Resident Senior Fellow Vivek Dehejia writes in Mint on T.N. Srinivasan and his contribution to economics. Excerpts below:
"It is with great sadness that we learned of the passing of economist T.N. Srinivasan—T.N. as we all knew him—on 11 November in Chennai. The moving obituary by Niranjan Rajadhyaksha in this newspaper (“An economist for all seasons”, 12 November) conveyed his intellectual accomplishments and his impact both on the discipline of economics and on economic policy in India, so I need not repeat those here in any detail.
I will, however, reiterate that T.N., along with Jagdish Bhagwati and Padma Desai, deserves the lion’s share of credit for developing the intellectual consensus around economic liberalization well before the 1991 economic reforms. Indeed, it is no exaggeration to say that they laid the groundwork for 1991 and made it possible. While it may be unfashionable to say so today, I firmly believe that ideas and the individuals who articulate them do matter in shaping public policy outcomes and, in this, T.N. played a hugely important part. He is one of a very select group of economists who could take satisfaction in knowing that they played a consequential, intellectually grounded role in shaping an important event in world history—in this case, India rejoining the global economy in 1991.
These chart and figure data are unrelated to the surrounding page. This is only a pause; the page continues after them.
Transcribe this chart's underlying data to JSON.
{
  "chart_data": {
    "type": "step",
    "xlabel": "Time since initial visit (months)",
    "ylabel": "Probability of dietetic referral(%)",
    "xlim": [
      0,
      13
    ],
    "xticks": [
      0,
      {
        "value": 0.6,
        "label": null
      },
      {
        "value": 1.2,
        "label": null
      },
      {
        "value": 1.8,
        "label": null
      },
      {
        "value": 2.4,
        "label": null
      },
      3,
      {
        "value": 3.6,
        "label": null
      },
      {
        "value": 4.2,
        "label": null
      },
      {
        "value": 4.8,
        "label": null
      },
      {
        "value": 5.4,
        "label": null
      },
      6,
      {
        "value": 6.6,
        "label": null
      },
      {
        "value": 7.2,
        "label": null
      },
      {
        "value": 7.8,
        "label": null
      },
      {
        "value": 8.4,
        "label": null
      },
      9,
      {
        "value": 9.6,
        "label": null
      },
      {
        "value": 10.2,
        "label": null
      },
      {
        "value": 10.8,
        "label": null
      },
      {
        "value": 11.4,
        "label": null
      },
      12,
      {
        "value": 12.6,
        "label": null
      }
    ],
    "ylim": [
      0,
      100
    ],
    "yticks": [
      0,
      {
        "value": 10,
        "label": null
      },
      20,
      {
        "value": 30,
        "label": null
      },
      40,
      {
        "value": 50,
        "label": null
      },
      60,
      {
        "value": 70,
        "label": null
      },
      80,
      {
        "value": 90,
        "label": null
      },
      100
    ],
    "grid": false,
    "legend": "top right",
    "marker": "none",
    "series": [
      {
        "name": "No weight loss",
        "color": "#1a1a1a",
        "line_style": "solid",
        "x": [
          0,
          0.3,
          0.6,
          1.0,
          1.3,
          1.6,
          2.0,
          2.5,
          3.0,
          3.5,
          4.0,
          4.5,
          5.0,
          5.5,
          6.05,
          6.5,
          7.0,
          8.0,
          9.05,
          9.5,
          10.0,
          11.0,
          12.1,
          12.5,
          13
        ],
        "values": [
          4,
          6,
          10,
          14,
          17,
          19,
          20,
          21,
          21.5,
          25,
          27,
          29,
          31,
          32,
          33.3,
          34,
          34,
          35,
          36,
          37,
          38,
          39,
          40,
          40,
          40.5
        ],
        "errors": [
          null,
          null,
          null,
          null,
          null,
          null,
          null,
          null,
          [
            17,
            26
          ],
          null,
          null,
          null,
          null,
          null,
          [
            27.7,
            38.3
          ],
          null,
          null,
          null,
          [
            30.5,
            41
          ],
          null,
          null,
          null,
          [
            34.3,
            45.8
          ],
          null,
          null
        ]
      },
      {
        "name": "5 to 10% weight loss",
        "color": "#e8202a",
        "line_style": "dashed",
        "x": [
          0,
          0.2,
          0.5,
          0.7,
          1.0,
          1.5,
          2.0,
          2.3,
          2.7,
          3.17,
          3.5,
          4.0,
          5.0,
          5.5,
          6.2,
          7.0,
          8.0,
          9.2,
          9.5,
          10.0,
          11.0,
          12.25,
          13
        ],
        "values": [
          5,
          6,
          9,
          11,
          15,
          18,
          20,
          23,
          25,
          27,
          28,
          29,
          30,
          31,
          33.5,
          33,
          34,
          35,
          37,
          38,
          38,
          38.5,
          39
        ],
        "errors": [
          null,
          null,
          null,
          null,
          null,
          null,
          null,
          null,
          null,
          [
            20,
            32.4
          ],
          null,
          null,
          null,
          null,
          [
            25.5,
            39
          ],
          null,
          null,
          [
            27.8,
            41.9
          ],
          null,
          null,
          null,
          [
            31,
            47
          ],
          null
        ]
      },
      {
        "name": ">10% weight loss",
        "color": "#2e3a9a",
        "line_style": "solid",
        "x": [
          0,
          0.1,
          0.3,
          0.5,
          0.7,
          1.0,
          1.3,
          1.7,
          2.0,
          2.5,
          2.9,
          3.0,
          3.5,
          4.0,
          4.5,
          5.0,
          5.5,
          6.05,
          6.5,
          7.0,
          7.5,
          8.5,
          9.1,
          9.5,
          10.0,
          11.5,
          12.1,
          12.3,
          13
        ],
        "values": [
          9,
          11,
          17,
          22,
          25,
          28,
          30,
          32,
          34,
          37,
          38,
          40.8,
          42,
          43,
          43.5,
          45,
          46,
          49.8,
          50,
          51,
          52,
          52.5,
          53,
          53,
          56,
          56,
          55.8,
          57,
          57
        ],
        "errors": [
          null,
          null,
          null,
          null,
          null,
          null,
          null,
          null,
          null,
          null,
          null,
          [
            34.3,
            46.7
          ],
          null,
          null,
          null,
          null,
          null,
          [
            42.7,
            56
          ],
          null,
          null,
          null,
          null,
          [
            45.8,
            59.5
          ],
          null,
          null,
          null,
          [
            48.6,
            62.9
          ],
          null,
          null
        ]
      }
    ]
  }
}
My first and vivid recollection of T.N. was at an Asia Society event in New York, sometime shortly after the 1991 economic liberalization. Then Union finance minister, Manmohan Singh, was giving a talk, and my Columbia classmate, Pravin Krishna, and I were in the audience, as was our thesis supervisor, Bhagwati, Srinivasan, and other luminaries. In the Q&A following the talk, T.N. got up and asked Singh a tough question, no mere soft ball, as you might have expected from one of the intellectual architects of the liberalization that the finance minister was presiding over."